Догадывался, что хорошего ждать не стоит, но что приговор будет настолько жестоким и поэтому несправедливым, не мог и предположить. По обычным зоновским меркам мне полагалось, от силы, лишение права отоварки в лагерном ларьке. А, в этой ситуации я автоматически лишался свиданья. И двух передач. Вдобавок, уже никак не мог сообщить маме что она не приезжала понапрасну.
« Ну, ничего, встретимся еще на свободе. Где-нибудь на товарной станции. Тогда и сочтемся», - думал об отрядном, сидя в одиночке. И представлял, как толкаю его под состав.
Мама приехала на свидание рейсовым автобусом, который ходил только раз в сутки.
Узнав у прапорщика, что меня лишили свидания, села на сумки с продуктами и начала есть самое вкусное. Донести до станции две тяжелые сумки она бы не смогла. Решила съесть самое ценное, а остальное скормить бродячим псам.
Начала с вареников со сметаной, и перешла к жареной картошке с мясом. А, впереди был многослойный «Наполеон» и еще сорок килограммов всевозможной снеди.
Кому приходилось бывать на длительном свидании, в той или иной роли, тот знает.
От шоковой ситуации не могла остановиться. Все было свежее, сытное и вкусное. И, для нее, дорогое по деньгам. Сама перебивалась с хлеба на квас и в лезла в долги. Было жалко отдавать еду собакам. Сидела под деревом, заливалась слезами, давилась, но ела, ела и ела. Это могло кончиться больничной койкой.
Подошел лагерный капитан, с вещмешком в руках. Узнав в чем дело, успокоил, посадил в коляску мотоцикла и повез на станцию.
По дороге мама, по инерции, отщипнула кусок «Наполеона» и перевернула банку с борщом. Борщ разлился по коляске. Капитан остановил мотоцикл и помог маме упаковать продукты.
Когда он сажал маму в вагон, то вместе с ее сумками занес и вещмешок. В нем оказались мои вещи. Офицер сказал, что он мой отрядный. Что все будет нормально. На прощанье сказал, что я человек стоящий. Он в людях разбирается.
Мама заплакала и дала отрядному «Наполеон».

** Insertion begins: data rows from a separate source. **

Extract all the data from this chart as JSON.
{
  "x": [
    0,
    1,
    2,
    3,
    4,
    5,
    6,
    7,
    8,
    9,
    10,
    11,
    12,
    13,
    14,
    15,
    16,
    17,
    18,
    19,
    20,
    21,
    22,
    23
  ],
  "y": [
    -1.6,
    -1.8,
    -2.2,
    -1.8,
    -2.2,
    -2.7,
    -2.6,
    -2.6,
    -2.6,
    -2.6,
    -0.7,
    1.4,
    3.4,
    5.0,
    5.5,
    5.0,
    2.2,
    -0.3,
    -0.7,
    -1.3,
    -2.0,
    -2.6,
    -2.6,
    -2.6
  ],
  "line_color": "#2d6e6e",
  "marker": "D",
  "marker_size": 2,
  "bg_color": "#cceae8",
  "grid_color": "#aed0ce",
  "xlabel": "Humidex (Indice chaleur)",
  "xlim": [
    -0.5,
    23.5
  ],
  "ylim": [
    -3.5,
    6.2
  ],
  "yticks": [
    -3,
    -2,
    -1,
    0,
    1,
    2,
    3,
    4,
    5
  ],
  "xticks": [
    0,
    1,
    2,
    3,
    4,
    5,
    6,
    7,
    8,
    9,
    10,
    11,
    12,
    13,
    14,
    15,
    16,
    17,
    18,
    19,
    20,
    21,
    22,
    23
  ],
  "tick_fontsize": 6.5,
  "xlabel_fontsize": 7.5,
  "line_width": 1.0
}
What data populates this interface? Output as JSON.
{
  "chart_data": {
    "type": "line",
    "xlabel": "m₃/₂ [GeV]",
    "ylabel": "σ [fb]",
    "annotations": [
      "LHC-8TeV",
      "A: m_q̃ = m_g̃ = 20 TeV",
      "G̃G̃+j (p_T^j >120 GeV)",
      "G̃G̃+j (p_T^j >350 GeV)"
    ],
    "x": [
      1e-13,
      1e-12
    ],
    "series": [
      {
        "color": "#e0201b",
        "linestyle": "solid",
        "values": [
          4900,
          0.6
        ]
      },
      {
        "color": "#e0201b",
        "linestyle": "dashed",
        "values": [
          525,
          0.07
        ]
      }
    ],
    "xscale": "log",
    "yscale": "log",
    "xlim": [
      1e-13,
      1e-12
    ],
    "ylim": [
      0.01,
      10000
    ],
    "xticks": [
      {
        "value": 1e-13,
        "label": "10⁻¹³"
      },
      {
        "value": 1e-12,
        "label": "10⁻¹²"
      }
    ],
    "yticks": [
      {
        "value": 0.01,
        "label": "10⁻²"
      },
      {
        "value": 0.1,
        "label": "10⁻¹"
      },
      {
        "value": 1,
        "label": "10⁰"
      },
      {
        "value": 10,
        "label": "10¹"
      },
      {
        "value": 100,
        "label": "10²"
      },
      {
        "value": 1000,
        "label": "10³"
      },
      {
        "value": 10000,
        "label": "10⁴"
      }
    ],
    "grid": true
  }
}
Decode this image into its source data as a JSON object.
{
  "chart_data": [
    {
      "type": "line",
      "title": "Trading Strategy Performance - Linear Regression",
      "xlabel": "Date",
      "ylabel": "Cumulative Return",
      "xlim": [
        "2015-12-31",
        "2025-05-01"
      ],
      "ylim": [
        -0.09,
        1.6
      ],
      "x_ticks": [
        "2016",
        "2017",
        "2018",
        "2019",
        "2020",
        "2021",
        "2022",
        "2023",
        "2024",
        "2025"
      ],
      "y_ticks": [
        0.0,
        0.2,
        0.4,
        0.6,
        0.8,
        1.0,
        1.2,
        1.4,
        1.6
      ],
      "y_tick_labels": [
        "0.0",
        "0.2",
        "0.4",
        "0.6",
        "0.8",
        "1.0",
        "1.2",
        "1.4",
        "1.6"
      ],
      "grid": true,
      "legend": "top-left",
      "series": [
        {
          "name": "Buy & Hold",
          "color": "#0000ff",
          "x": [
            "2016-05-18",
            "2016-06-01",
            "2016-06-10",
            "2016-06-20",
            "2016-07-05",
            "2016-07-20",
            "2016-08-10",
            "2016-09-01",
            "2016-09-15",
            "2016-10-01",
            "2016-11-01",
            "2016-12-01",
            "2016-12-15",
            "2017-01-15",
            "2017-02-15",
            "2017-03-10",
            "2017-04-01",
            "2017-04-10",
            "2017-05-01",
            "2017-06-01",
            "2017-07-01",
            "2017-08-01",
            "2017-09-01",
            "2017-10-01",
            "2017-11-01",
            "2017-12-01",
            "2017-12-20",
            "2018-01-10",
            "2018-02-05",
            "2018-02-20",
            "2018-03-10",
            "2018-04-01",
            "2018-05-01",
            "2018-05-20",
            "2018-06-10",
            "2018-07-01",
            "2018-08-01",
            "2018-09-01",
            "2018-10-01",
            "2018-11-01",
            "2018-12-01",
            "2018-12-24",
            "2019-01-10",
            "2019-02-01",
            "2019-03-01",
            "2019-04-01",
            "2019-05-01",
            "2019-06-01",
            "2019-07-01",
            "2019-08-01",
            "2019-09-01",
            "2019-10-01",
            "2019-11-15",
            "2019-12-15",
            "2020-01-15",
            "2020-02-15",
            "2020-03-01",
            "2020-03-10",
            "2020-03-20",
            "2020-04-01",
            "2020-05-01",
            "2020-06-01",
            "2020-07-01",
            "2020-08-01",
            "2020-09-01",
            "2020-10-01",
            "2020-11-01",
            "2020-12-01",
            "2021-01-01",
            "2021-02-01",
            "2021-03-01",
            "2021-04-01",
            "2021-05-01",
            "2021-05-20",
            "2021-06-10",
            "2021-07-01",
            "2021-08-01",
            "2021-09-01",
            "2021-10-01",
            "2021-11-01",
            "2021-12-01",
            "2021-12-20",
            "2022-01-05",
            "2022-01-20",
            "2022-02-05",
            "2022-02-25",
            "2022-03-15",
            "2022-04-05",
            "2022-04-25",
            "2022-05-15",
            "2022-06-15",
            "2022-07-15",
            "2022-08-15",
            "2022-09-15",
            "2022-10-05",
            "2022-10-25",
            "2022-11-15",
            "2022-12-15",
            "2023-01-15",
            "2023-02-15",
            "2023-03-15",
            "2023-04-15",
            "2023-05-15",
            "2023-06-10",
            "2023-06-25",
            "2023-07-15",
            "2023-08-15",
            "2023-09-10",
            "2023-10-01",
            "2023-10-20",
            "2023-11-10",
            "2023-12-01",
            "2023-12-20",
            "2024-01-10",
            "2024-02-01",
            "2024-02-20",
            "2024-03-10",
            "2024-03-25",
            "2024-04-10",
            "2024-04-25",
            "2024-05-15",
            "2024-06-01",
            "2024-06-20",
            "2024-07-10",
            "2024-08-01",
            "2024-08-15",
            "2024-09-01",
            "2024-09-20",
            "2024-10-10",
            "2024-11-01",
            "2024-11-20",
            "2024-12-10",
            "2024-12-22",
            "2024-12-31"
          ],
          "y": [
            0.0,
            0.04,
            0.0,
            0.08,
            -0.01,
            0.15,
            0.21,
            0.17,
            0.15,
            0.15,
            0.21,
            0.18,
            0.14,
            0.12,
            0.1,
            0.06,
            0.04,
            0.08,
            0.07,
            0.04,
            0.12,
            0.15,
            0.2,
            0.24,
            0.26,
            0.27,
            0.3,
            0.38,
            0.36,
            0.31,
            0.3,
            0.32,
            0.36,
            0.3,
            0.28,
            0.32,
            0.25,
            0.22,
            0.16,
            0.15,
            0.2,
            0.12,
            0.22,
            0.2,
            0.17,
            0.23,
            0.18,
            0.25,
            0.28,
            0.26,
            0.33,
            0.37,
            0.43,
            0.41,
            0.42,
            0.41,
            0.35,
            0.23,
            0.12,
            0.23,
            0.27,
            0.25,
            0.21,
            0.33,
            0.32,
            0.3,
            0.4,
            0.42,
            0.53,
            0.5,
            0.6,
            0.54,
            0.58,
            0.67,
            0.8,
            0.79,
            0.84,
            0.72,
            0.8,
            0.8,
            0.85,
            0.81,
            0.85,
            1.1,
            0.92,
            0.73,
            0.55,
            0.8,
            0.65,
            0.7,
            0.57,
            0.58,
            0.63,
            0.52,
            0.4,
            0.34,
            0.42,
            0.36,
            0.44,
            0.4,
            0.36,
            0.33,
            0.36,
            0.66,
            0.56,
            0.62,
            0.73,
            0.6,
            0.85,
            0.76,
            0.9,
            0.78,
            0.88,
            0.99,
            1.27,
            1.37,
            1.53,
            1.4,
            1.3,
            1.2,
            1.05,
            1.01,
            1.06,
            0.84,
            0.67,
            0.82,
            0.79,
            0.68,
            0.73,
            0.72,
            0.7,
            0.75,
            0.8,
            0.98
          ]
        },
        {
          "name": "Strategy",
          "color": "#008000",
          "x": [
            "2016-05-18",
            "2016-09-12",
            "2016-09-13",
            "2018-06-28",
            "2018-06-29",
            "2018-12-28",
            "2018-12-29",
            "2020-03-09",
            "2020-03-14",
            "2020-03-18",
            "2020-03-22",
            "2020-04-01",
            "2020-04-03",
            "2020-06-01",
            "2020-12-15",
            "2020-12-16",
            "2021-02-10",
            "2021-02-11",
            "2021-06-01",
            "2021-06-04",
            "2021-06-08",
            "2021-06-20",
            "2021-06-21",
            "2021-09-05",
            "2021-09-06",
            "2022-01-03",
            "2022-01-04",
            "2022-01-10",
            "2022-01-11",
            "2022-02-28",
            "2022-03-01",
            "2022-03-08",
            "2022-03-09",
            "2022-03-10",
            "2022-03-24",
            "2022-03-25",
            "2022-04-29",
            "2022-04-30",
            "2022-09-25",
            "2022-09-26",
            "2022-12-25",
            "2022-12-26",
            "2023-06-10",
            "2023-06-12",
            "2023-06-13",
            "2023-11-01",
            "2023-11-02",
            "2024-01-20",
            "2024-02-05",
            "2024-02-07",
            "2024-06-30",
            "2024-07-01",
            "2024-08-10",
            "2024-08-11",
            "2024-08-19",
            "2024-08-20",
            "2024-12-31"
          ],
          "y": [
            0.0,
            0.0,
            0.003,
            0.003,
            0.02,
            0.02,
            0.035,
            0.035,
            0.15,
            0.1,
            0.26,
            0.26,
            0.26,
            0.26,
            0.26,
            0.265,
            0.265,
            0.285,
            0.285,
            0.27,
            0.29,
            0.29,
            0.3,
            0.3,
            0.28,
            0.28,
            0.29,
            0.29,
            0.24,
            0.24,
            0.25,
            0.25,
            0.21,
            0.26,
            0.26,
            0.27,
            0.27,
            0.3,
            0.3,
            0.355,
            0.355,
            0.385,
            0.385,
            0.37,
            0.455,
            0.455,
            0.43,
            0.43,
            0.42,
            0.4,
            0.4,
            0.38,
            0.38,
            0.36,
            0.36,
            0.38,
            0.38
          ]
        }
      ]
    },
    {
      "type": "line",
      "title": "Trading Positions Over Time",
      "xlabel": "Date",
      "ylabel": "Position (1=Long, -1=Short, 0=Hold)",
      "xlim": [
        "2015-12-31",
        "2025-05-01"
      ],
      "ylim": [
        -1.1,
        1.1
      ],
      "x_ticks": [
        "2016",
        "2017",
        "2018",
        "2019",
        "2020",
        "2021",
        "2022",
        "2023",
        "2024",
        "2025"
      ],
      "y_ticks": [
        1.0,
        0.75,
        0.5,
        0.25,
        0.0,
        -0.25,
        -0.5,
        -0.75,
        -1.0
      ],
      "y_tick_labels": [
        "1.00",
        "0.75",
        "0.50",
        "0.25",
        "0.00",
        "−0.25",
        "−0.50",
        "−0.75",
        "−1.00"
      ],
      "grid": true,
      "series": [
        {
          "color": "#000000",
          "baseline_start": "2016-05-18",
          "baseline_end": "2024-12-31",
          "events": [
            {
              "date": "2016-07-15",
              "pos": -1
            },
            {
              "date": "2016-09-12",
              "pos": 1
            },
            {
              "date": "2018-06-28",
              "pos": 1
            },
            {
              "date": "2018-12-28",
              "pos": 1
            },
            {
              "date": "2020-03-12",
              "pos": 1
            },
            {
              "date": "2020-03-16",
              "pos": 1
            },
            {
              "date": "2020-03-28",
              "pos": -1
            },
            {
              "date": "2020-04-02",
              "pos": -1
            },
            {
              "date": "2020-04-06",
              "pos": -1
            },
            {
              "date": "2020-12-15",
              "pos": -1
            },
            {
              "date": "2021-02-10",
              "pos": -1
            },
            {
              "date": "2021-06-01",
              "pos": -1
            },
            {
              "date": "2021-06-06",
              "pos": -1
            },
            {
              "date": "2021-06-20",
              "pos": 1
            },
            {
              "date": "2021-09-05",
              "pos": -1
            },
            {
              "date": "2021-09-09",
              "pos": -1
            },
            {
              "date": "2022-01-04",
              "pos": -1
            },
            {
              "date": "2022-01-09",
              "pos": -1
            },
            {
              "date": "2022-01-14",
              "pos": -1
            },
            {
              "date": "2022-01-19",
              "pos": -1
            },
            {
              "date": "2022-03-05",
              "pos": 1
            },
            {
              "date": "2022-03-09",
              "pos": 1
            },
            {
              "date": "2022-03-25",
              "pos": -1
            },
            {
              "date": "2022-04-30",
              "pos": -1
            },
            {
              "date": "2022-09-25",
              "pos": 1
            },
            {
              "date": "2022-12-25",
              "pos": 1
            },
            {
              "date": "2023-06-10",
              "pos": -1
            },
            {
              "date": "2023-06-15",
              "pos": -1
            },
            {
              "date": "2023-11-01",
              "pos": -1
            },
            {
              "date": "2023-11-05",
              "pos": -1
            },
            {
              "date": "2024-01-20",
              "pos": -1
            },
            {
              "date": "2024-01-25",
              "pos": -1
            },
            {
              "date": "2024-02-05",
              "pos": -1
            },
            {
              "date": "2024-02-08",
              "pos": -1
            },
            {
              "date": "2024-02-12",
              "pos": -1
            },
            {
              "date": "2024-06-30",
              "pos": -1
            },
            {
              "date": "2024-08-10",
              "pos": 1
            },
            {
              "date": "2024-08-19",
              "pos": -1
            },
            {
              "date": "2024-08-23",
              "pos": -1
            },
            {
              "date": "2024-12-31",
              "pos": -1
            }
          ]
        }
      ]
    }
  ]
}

Когда меня перевели в ПКТ, ближе к вечеру открылась кормушка и кто-то тихо позвал по имени и отчеству. Я встал с нары и подошел к двери. Из кормушки протянулась рука и вручила пакет. В темноте коридора я не разобрал, кто это был.
В кульке оказался торт «Наполеон». Я щипал его по слоям и тянул неделю.
После выхода на отряд, с Федорчуком я почти не пересекался. Его повысили и он стал заместителем начальника колонии. Не смотря на повышение, бывший отрядный, почему-то всегда называл меня по имени и отчеству.
Опасаясь подобных недоразумений, больше ни разу не вызывал маму на свидание и мы увиделись через много лет. Все это тоскливое время она продолжала слать передачи и бандероли. И, писать длинные письма на русском языке, вставляя длинные абзацы на французском. Письма не пропускала цензура. Так было не положено. Я не получил ни одной весточки.
Через год после освобождения, я узнал, что Федорчук, на своем мотоцикле, попал под поезд. В коляске был его сын, которого спас, отбросив с железнодорожного пути. А сам лишился обеих ног.
Мама прожила очень долго. Дотянула до девяти десятков. Умирала тяжело и болезненно. Врагу не пожелаю. Организовал несколько операций, с участием лучших докторов, но помогало только на короткое время.
Последний врач, хирург-гинеколог, отказался оперировать и отодвинул конверт с гонораром.
- Не возьмусь. Давление критическое. Не выдержит анестезии.
Как-то на вокзале, меня окликнули по имени-отчеству. Не смотря на возраст, меня так никто не не называл. Никогда не был начальником. Руководителем был. Но, слава Богу, не начальником. Но и подчиненным никогда не был. И не буду. Человек я небольшой, но выше меня только Господь.
Сразу узнал этого постаревшего и усталого человека. И, тоже назвал его имя и отчество. Ведь, несмотря на то, что мы были разными людьми по своей сути, я его уважал.
- Хотел купить покрышки для мотоцикла, но не нашел, - проговорил он негромко. - Моя резина совсем лысая.
Взял у него адрес и записал точные параметры покрышек. Через пару дней отправил резину посылкой по нужному адресу.
Последние дни мама, не могла есть, протяжно стонала от невыносимой боли. Я поехал в город и совершил свой самый недостойный поступок. Но никогда в этом не буду раскаиваться. Я отнял у знакомого наемного убийцы-наркомана его дневную дозу однопроцентного морфина. Обрекая его на жесточайшую абстиненцию. Киллер-наркот мне этого не забыл. И никогда не скостит. Ну что же, посмотрим, чей козырь сверху ляжет.